En México no noté nada de esto, la gente pensaba sólo en migrar.

—Estos recipientes de barro… ¿hay mucha gente que las compra? —pregunté a la mujer que las vendía en mi español con acento.

—Casi no se vende, marchantito, sólo gente como ustedes se las lleva como artesanías…

Sí, pensé, eso es, o mexicanos que decoran sus casas de manera «rústica» como la denominan; estilos híbridos en los cuales llenan de objetos indígenas y muebles mazacotes, sin pintar, una casa que recuerda vagamente una hacienda mexicana del siglo XIX, pero que son sólo ideas imprecisas de arquitectos formados en Europa de cómo debió ser una hacienda.

Caminamos debajo de toldos, mirando envoltorios pequeños en hojas de maíz (copal, me dijeron, ya sabía yo que era una resina aromática del árbol de la especie Protium copale que desde tiempos prehispánicos se quemaba en incensarios), barras de chocolate, más objetos de barro y más baratijas chinas entre naranjas y hojas de plátano para envolver tamales colocados sobre mesas alineadas.

El edificio municipal había sido construido con un estilo que recordaba los castillos de las ferias de pueblo, en blanco con contornos negros. De la fachada colgaban máscaras gigantes: un diablo y otra que recordaba a ciertas máscaras africanas, lado a lado, en los extremos.

Una sensación de salvajismo largamente olvidada se recreó en mi mente y me envolvió.

El calor de África envolvía como un sudario húmedo.

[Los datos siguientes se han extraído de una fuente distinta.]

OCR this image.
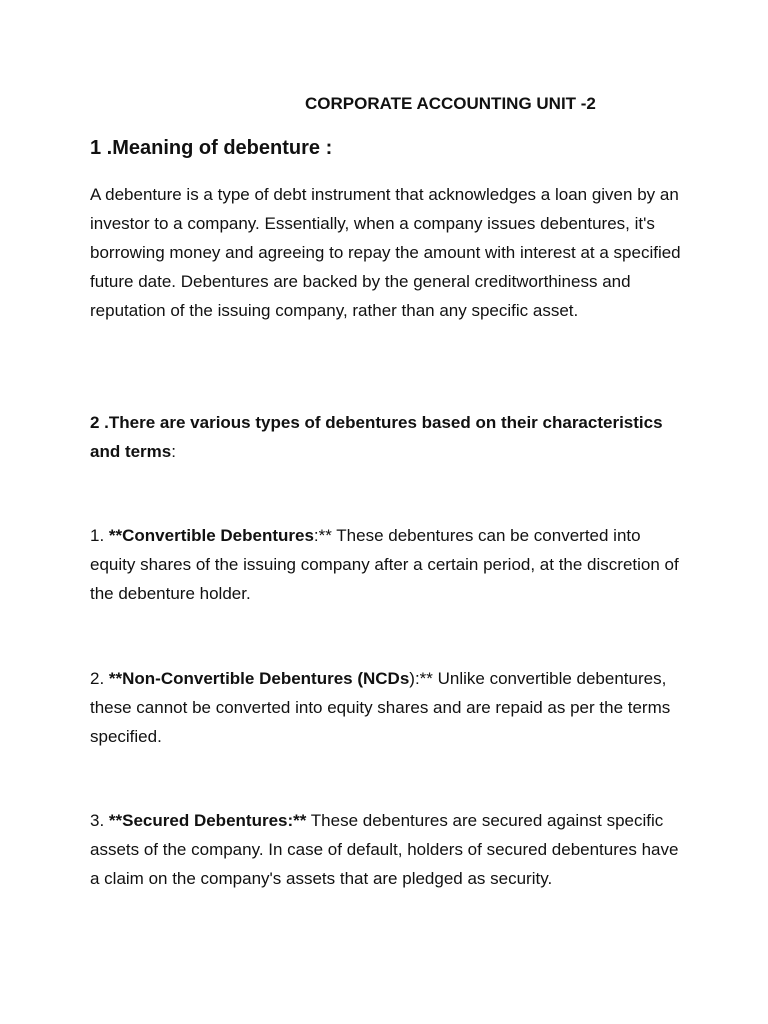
CORPORATE ACCOUNTING UNIT -2
1 .Meaning of debenture :
A debenture is a type of debt instrument that acknowledges a loan given by an investor to a company. Essentially, when a company issues debentures, it's borrowing money and agreeing to repay the amount with interest at a specified future date. Debentures are backed by the general creditworthiness and reputation of the issuing company, rather than any specific asset.
2 .There are various types of debentures based on their characteristics and terms:
1. **Convertible Debentures:** These debentures can be converted into equity shares of the issuing company after a certain period, at the discretion of the debenture holder.
2. **Non-Convertible Debentures (NCDs):** Unlike convertible debentures, these cannot be converted into equity shares and are repaid as per the terms specified.
3. **Secured Debentures:** These debentures are secured against specific assets of the company. In case of default, holders of secured debentures have a claim on the company's assets that are pledged as security.
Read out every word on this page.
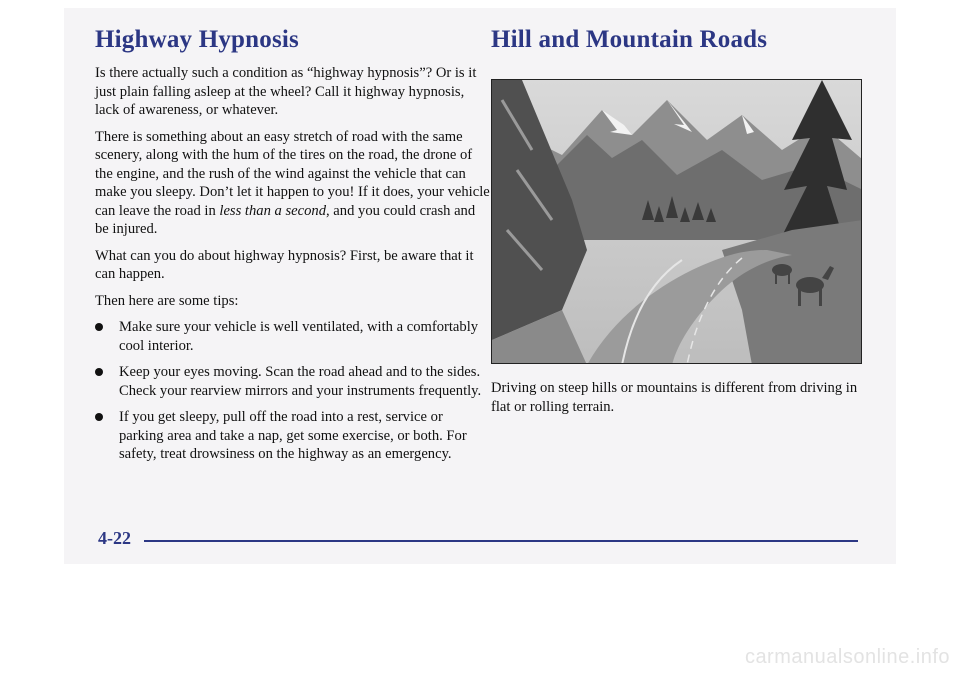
Highway Hypnosis

Is there actually such a condition as “highway hypnosis”? Or is it just plain falling asleep at the wheel? Call it highway hypnosis, lack of awareness, or whatever.

There is something about an easy stretch of road with the same scenery, along with the hum of the tires on the road, the drone of the engine, and the rush of the wind against the vehicle that can make you sleepy. Don’t let it happen to you! If it does, your vehicle can leave the road in less than a second, and you could crash and be injured.

What can you do about highway hypnosis? First, be aware that it can happen.

Then here are some tips:

Make sure your vehicle is well ventilated, with a comfortably cool interior.
Keep your eyes moving. Scan the road ahead and to the sides. Check your rearview mirrors and your instruments frequently.
If you get sleepy, pull off the road into a rest, service or parking area and take a nap, get some exercise, or both. For safety, treat drowsiness on the highway as an emergency.
Hill and Mountain Roads

Driving on steep hills or mountains is different from driving in flat or rolling terrain.

4-22
carmanualsonline.info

Había caído una vez más entre las hierbas espinosas. A lo lejos se escuchaban rugidos.

—Nos perdimos —dijo Janeth.

—No hace falta que me lo recuerdes, nena, hace media hora que lo sé.

—¿Dónde está el GPS?

—Debes traerlo en la mochila.

Ella me miró, asustada. No traía mochila.

—Debí darme cuenta antes de que me sentía extrañamente ligera…

—¡Diablos —grité—, diablos!

El calor malsano del otoño en Tempoal me cubría con un sudario de sudor frío. Estaba saliendo de la sensación hipnótica que me produjera la máscara de diablo colgada del edificio.

—Rick —dije—, creo que me enfermaré.

—¿Qué?

Había mucha gente. Habían colocado gradas entre las columnas de la fachada del edificio de la alcaldía y la música sonaba alta. Al otro lado, sobre la acera del parquecito, la gente se arremolinaba. En medio, en la calle, se levantaba una plataforma de madera.

—Ahí están los danzantes —comentó Rick, en voz baja, como no queriendo interrumpir una iniciación.

La iniciación. El páramo. Éramos tres parejas y el chamán con pinta de charlatán novaerista.

—No le creo nada —me incliné sobre el oído de Janeth y volví a decirle—: me parece improvisado el tipo.

—Más experiencia que tú y yo en esto sí tiene. Ha hecho varios viajes.

—Mejor hubiéramos ido a Grecia.

El chamán se acercó a Rick y Katia y les tocó la frente, luego les ofreció el recipiente. Ellos cogieron con los dedos cuantos hongos quisieron.

—Observa las máscaras —dijo Rick—, me dijeron que las tallan en madera ellos mismos.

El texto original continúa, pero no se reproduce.